Capítulo 1.3

45 2 0
                                    

   Tudo estava branco, não havia cenário algum. Eu andava perdido, sem rumo,sem objetivo. Passei meses caminhando naquele vazio infindável até que, enfim, encontrei uma silhueta distante. Ao me aproximar, vi uma garota loira. ela virou para mim, sorriu e tudo ao nosso redor se transformou em um campo cheio de flores brancas.
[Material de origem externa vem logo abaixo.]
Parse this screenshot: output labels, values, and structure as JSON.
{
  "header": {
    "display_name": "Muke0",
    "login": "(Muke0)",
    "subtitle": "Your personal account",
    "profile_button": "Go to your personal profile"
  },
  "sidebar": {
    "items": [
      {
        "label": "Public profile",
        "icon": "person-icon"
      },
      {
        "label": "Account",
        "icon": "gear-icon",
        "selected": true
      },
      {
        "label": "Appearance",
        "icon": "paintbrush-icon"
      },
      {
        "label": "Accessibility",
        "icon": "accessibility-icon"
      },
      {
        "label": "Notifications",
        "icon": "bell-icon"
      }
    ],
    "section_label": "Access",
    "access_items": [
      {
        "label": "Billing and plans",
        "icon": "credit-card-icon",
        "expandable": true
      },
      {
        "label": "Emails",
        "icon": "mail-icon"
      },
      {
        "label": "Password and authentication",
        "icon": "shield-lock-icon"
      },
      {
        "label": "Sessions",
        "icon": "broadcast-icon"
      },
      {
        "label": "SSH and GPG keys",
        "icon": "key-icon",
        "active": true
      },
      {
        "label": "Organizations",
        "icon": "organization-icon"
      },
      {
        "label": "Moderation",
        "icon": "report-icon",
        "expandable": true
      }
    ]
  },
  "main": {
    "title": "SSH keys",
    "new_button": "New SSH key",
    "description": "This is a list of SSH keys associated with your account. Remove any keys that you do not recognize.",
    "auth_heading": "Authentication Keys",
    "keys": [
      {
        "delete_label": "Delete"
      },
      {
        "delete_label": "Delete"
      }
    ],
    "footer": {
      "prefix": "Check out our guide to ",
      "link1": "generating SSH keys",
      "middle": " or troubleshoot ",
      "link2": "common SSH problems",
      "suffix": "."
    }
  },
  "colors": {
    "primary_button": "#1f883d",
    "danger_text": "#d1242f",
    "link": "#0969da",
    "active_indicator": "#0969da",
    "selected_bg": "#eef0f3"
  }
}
Ela andou em minha direção em meio as flores, e estas mudaram sua cor para um vermelho e em seguida.. murcharam. Ela parou na minha frente e ficou em silêncio enquanto me observava com aqueles olhos azuis. Ouvi então sons de batida no chão o fazendo tremer, como um gigante caminhando ao nosso redor. Ela continuou me observando, mesmo com todo aquele estrondo ficando cada vez mais alto.
   Quando olhei para cima, realmente havia um gigante caminhando... e o próximo passo seria justamente em cima de nós dois. O pé do gigante desceu jogando todo seu peso em cima de nós, eu me desesperei enquanto a garota simplesmente não reagiu, continuou olhando para mim.

   Eu acordei..
   Foi apenas um sonho...
   No outro lado do lugar estava o zumbi preso pela algema em seu braço. Ele batia a cabeça contra a parede fazendo o mesmo barulho dos passos do gigante no meu sonho... talvez foi esse barulho que interrompeu o meu sonho.
   Era o terceiro dia em que eu estava ali esperando eu me tornar um deles, mas nada.. nada aconteceu. Eu e o morto vivo já havíamos feito até mesmo uma amizade.
   — Bom dia Brian.
   Brian fora o nome que dei aquela coisa. Ele não era agressivo, gostava de me ouvir reclamar da vida e as teorias de como o mundo ficou na merda. Ele era um bom amigo.
   — Já era pra ter acontecido alguma coisa. Eu tô cansado de ficar aqui, a comida tá acabando e eu quero ver se existem sobreviventes.
   O morto-vivo apenas observava com o olhar frio.
   Eu bati a laterna na mão para que ela ligasse e a guardei na mochila.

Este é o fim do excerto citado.